Der Bundesfinanzhof hat das Revisionsverfahren durch Beschluss vom 2. März 2007 XI R 39/04 bis zum Ergehen einer Entscheidung des Bundesverfassungsgerichts (BVerfG) in dem Vorlageverfahren 2 BvL 59/06 ausgesetzt. Nach Abschluss dieses Verfahrens (s. BVerfG-Beschluss vom 12. Oktober 2010 2 BvL 59/06, BFH/NV 2010, 2387) hat der Senat das Revisionsverfahren mit Beschluss vom 18. Januar 2011 IX R 71/04 wieder aufgenommen.

10

II.

Die Revision ist begründet; sie führt zur Aufhebung der Vorentscheidung und zur Stattgabe der Klage (§ 126 Abs. 3 Satz 1 Nr. 1 der Finanzgerichtsordnung --FGO--). Das FG ist zu Unrecht davon ausgegangen, dass bei einem nach § 10d EStG i.d.F. des StEntlG 1999/2000/2002 zu beurteilenden Rücktrag eines 1999 erzielten Verlustes in das Streitjahr § 2 Abs. 3 EStG i.d.F. des StEntlG 1999/2000/2002 anzuwenden ist.

11

1.

Der behauptete Verfahrensmangel greift nicht durch; der Senat sieht insoweit von einer weiteren Begründung ab (§ 126 Abs. 6 Satz 1 FGO).

12

2.

Nach § 10d Abs. 1 Satz 1 EStG i.d.F. des StEntlG 1999/2000/ 2002 sind negative Einkünfte, die bei der Ermittlung des Gesamtbetrags der Einkünfte nicht ausgeglichen werden, bis zu einem Betrag von 2 Mio. DM vom Gesamtbetrag der Einkünfte des unmittelbar vorangegangenen Veranlagungszeitraums vorrangig vor Sonderausgaben, außergewöhnlichen Belastungen und sonstigen Abzugsbeträgen abzuziehen.

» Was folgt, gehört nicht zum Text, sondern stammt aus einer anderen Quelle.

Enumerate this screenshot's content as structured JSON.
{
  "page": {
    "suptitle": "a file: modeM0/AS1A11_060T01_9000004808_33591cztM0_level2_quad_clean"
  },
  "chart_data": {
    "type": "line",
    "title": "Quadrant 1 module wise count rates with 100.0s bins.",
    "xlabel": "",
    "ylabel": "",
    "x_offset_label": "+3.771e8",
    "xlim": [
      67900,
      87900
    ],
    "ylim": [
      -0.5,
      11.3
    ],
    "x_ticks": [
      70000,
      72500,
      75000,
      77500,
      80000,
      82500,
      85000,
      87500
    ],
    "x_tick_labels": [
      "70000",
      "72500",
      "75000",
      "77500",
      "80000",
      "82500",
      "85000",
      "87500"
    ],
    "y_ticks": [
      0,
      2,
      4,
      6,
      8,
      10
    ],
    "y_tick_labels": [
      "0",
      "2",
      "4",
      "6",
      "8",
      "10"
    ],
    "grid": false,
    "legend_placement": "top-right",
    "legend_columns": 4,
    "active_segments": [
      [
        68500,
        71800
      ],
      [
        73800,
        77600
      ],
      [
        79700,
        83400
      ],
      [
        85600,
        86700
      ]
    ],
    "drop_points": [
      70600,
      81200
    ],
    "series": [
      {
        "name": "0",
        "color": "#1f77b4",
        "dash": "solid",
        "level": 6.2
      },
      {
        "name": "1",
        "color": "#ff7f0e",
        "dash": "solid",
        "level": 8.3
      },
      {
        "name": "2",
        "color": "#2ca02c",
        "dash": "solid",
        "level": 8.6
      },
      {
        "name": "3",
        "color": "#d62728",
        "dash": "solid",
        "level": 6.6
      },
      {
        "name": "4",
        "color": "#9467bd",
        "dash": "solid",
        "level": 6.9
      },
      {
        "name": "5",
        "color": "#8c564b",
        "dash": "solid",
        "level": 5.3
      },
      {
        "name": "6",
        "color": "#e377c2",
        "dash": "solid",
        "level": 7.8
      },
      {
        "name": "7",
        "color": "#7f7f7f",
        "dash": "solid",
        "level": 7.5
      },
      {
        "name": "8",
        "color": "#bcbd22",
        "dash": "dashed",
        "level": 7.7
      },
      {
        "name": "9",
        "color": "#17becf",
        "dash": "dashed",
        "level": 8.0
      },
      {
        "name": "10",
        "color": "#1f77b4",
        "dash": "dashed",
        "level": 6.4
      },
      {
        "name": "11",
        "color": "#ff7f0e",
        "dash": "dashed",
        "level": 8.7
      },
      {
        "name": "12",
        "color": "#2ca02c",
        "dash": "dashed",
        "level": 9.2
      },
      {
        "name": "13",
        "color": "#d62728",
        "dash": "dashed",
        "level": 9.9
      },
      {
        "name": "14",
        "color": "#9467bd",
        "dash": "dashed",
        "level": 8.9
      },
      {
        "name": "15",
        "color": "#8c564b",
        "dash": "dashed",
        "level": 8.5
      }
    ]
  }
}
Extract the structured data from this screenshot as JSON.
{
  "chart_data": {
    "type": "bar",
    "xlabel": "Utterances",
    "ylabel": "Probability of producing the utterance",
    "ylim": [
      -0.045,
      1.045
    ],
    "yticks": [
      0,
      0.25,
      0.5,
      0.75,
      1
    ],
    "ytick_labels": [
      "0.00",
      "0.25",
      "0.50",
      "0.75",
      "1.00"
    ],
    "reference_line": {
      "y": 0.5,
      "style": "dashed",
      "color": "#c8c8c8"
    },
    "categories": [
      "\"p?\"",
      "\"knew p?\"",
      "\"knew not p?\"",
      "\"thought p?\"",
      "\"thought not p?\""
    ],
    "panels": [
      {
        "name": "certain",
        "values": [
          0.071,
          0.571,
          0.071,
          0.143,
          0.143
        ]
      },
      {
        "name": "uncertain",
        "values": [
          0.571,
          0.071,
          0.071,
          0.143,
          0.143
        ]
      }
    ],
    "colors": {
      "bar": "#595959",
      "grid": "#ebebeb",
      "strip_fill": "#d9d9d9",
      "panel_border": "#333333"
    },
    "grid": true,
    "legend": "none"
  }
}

Dieser Grundsatz wird durch Abs. 1 Sätze 2 und 3 der Vorschrift dahin eingeschränkt, dass die negativen Einkünfte zunächst von den positiven Einkünften derselben Einkunftsart abzuziehen sind, die "nach der Anwendung des § 2 Abs. 3 EStG verbleiben". Soweit in diesem Veranlagungszeitraum "durch einen Ausgleich nach § 2 Abs. 3 Satz 3" oder einen Verlustvortrag nach § 10d Abs. 2 Satz 3 EStG die dort genannten Beträge nicht ausgeschöpft sind, mindern die nach § 10d Abs. 1 Satz 2 EStG i.d.F. des StEntlG 1999/2000/ 2002 verbleibenden negativen Einkünfte die positiven Einkünfte aus anderen Einkunftsarten bis zu einem Betrag von 100.000 DM, darüber hinaus bis zur Hälfte des 100.000 DM übersteigenden Teils der Summe der positiven Einkünfte aus anderen Einkunftsarten.

13

3.

Die in § 10d Abs. 1 EStG i.d.F. des StEntlG 1999/2000/2002 in Bezug genommene Regelung in § 2 Abs. 3 EStG i.d.F. des StEntlG 1999/2000/2002 ist nach § 52 Abs. 1 EStG i.d.F. des StEntlG 1999/2000/2002 erstmals für den Veranlagungszeitraum 1999 anzuwenden. Eine abweichende, den Veranlagungszeitraum 1998 erfassende Anwendungsregelung ist dem Gesetz nicht zu entnehmen; der Senat verweist zur Vermeidung von Wiederholungen auf sein Urteil vom 9.3.2011 in der Sache IX R 72/04, DStR 2011, 1018 [BFH 09.03.2011 - IX R 72/04]. Im Rahmen des nach § 10d EStG i.d.F. des StEntlG 1999/2000/2002 zu beurteilenden Rücktrags eines 1999 erzielten Verlustes in den Veranlagungszeitraum 1998 ist § 2 Abs. 3 EStG i.d.F. des StEntlG 1999/2000/2002 daher nicht anzuwenden.

14

4.

Das FG ist von anderen Grundsätzen ausgegangen; das angefochtene Urteil ist daher aufzuheben. Die Sache ist spruchreif. Die Höhe der im Streitfall maßgeblichen Besteuerungsgrundlagen ist unstreitig. Der Einkommensteuerbescheid für 1998 ist daher mit der Maßgabe zu ändern, dass die Einkommensteuer 1998 unter Berücksichtigung eines Verlustrücktrags aus 1999 in Höhe von 35.410 DM festgesetzt wird.